I get results from the inference server, but they are far from correct. When doing a memcpy of the same image from ‘normal memory’ to the inference server (so from a cv::Mat as in the first example), everything works well.
So I think the cudamemcpy is not going well. It might just copy the wrong data. I don’t know if that should work but after doing a cudamemcpy, I created a GpuMat pointing to the just copied data on the Inference Server, downloaded it, but it is all black. But I am not sure if that should work anyway.
and what also does not work (but seems logical to do because of the pointer to the image data):
cudaError error = cudaMemcpy2D((void*)inferenceSharedMemoryPtr, width, gpuImage.data, pitch, width, height, cudaMemcpyDeviceToDevice);
Where width is 7200 (600 * 3 * sizeof(float)), height is 600, pitch is 7680, inferenceSharedMemoryPointer is the pointer on the inference server to the shared memory.
The cudaMemCpy2D call results in an error: cudaErrorInvalidValue.
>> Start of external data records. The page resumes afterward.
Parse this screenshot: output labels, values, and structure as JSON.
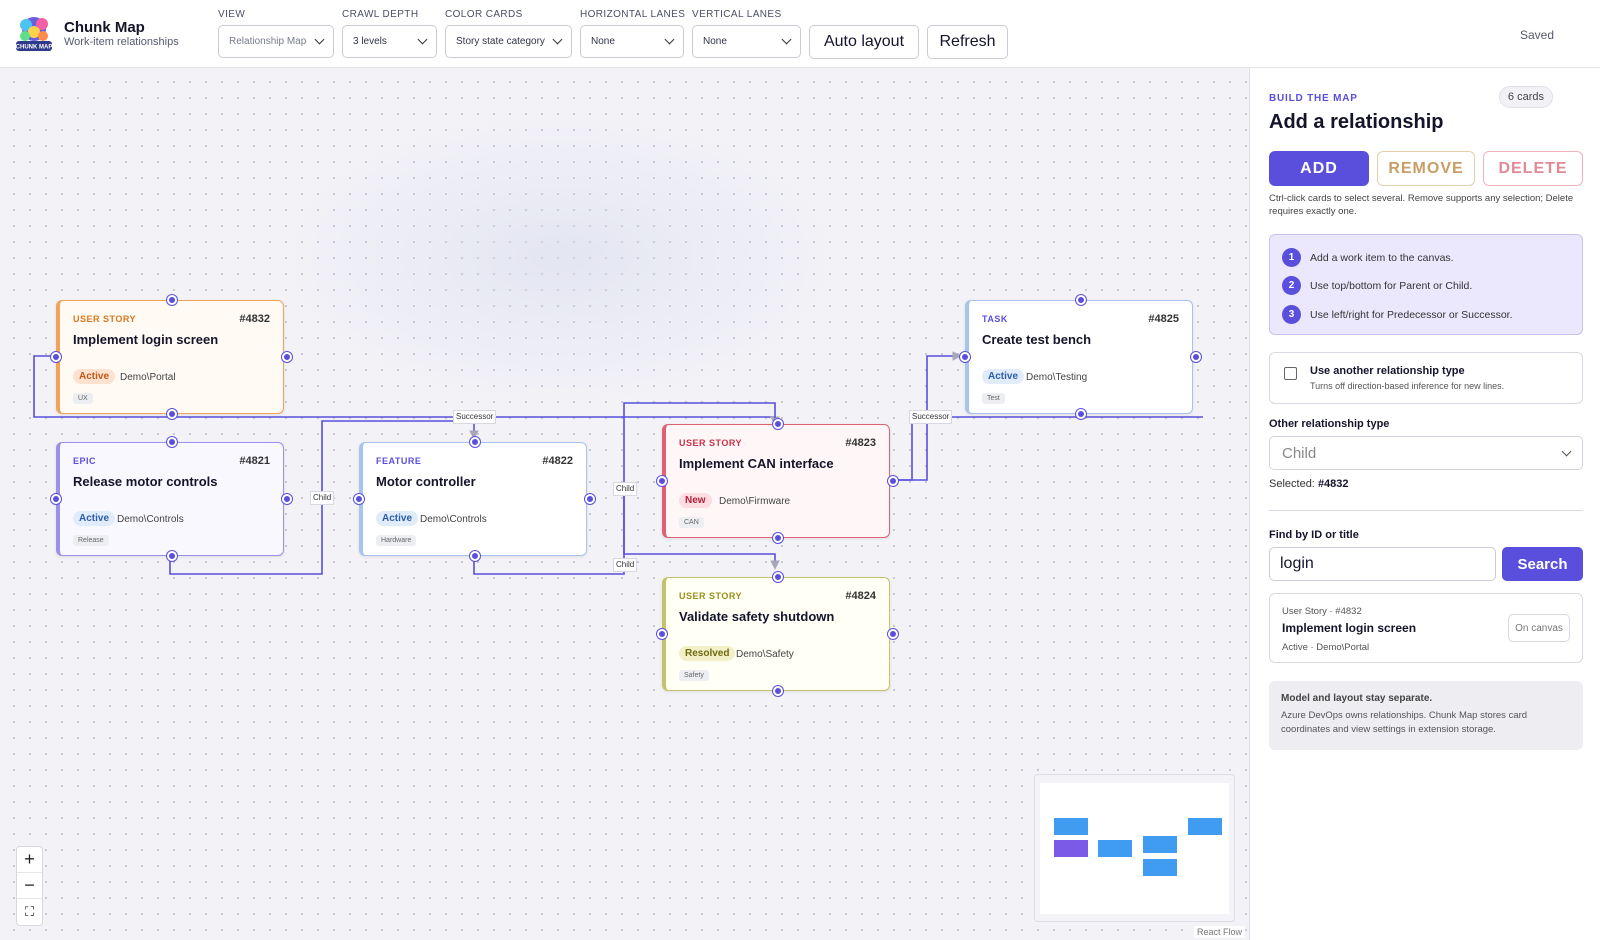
{
  "header": {
    "title": "Chunk Map",
    "subtitle": "Work-item relationships",
    "logo_text": "CHUNK MAP",
    "controls": [
      {
        "label": "VIEW",
        "value": "Relationship Map"
      },
      {
        "label": "CRAWL DEPTH",
        "value": "3 levels"
      },
      {
        "label": "COLOR CARDS",
        "value": "Story state category"
      },
      {
        "label": "HORIZONTAL LANES",
        "value": "None"
      },
      {
        "label": "VERTICAL LANES",
        "value": "None"
      }
    ],
    "auto_layout_label": "Auto layout",
    "refresh_label": "Refresh",
    "status": "Saved"
  },
  "cards": [
    {
      "type": "USER STORY",
      "id": "#4832",
      "title": "Implement login screen",
      "state": "Active",
      "area": "Demo\\Portal",
      "tag": "UX",
      "accent": "#f0a35a",
      "type_color": "#d9771d",
      "state_bg": "#fde3cf",
      "state_fg": "#c2591b",
      "tint": "#fffaf4"
    },
    {
      "type": "EPIC",
      "id": "#4821",
      "title": "Release motor controls",
      "state": "Active",
      "area": "Demo\\Controls",
      "tag": "Release",
      "accent": "#9b90ea",
      "type_color": "#5a4fdc",
      "state_bg": "#e1ecfb",
      "state_fg": "#2a5dab",
      "tint": "#f9f8ff"
    },
    {
      "type": "FEATURE",
      "id": "#4822",
      "title": "Motor controller",
      "state": "Active",
      "area": "Demo\\Controls",
      "tag": "Hardware",
      "accent": "#a9c4ec",
      "type_color": "#5a4fdc",
      "state_bg": "#e1ecfb",
      "state_fg": "#2a5dab",
      "tint": "#ffffff"
    },
    {
      "type": "USER STORY",
      "id": "#4823",
      "title": "Implement CAN interface",
      "state": "New",
      "area": "Demo\\Firmware",
      "tag": "CAN",
      "accent": "#e06173",
      "type_color": "#c8334a",
      "state_bg": "#fbdde2",
      "state_fg": "#b8213a",
      "tint": "#fff6f7"
    },
    {
      "type": "TASK",
      "id": "#4825",
      "title": "Create test bench",
      "state": "Active",
      "area": "Demo\\Testing",
      "tag": "Test",
      "accent": "#a9c4ec",
      "type_color": "#5a4fdc",
      "state_bg": "#e1ecfb",
      "state_fg": "#2a5dab",
      "tint": "#ffffff"
    },
    {
      "type": "USER STORY",
      "id": "#4824",
      "title": "Validate safety shutdown",
      "state": "Resolved",
      "area": "Demo\\Safety",
      "tag": "Safety",
      "accent": "#c5c36a",
      "type_color": "#9a8f18",
      "state_bg": "#f3efc7",
      "state_fg": "#6f6a10",
      "tint": "#fffff6"
    }
  ],
  "edge_labels": [
    "Successor",
    "Child",
    "Child",
    "Successor",
    "Child"
  ],
  "zoom": {
    "in": "+",
    "out": "−",
    "fit": "⛶"
  },
  "minimap_credit": "React Flow",
  "sidebar": {
    "eyebrow": "BUILD THE MAP",
    "card_count": "6 cards",
    "title": "Add a relationship",
    "modes": {
      "add": "ADD",
      "remove": "REMOVE",
      "delete": "DELETE"
    },
    "hint": "Ctrl-click cards to select several. Remove supports any selection; Delete requires exactly one.",
    "steps": [
      {
        "num": "1",
        "text": "Add a work item to the canvas."
      },
      {
        "num": "2",
        "text": "Use top/bottom for Parent or Child."
      },
      {
        "num": "3",
        "text": "Use left/right for Predecessor or Successor."
      }
    ],
    "other_type_toggle": {
      "title": "Use another relationship type",
      "subtitle": "Turns off direction-based inference for new lines.",
      "checked": false
    },
    "other_type_label": "Other relationship type",
    "other_type_value": "Child",
    "selected_label": "Selected:",
    "selected_value": "#4832",
    "find_label": "Find by ID or title",
    "search_value": "login",
    "search_button": "Search",
    "result": {
      "meta": "User Story · #4832",
      "title": "Implement login screen",
      "sub": "Active · Demo\\Portal",
      "badge": "On canvas"
    },
    "note": {
      "title": "Model and layout stay separate.",
      "body": "Azure DevOps owns relationships. Chunk Map stores card coordinates and view settings in extension storage."
    }
  },
  "colors": {
    "accent": "#5a4fdc",
    "edge": "#5a4fdc"
  }
}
Same with gpuImage.ptr(0)
.
Does anyone know how to do this?
Thanks in advance!
PS I don’t know if it’s a useful hint but when I download and upload the image with:
cv::cuda::GpuMat test(600, 600, CV_32FC3, (char*)gpuImage.data); // I know this is a bit strange but at that point in the code I only have a pointer to the shared memory of the gpumat and not the gpu mat itself.
cv::Mat downloaded;
test.download(downloaded);
cudaMemcpy((void*)inferenceSharedMemoryPtr, test.ptr(0), inputSize, cudaMemcpyHostToDevice); // inputSize = 360000 * 12 = 4320000
then it works like expected. But that’s of course not what I want: I want to keep everything on the GPU.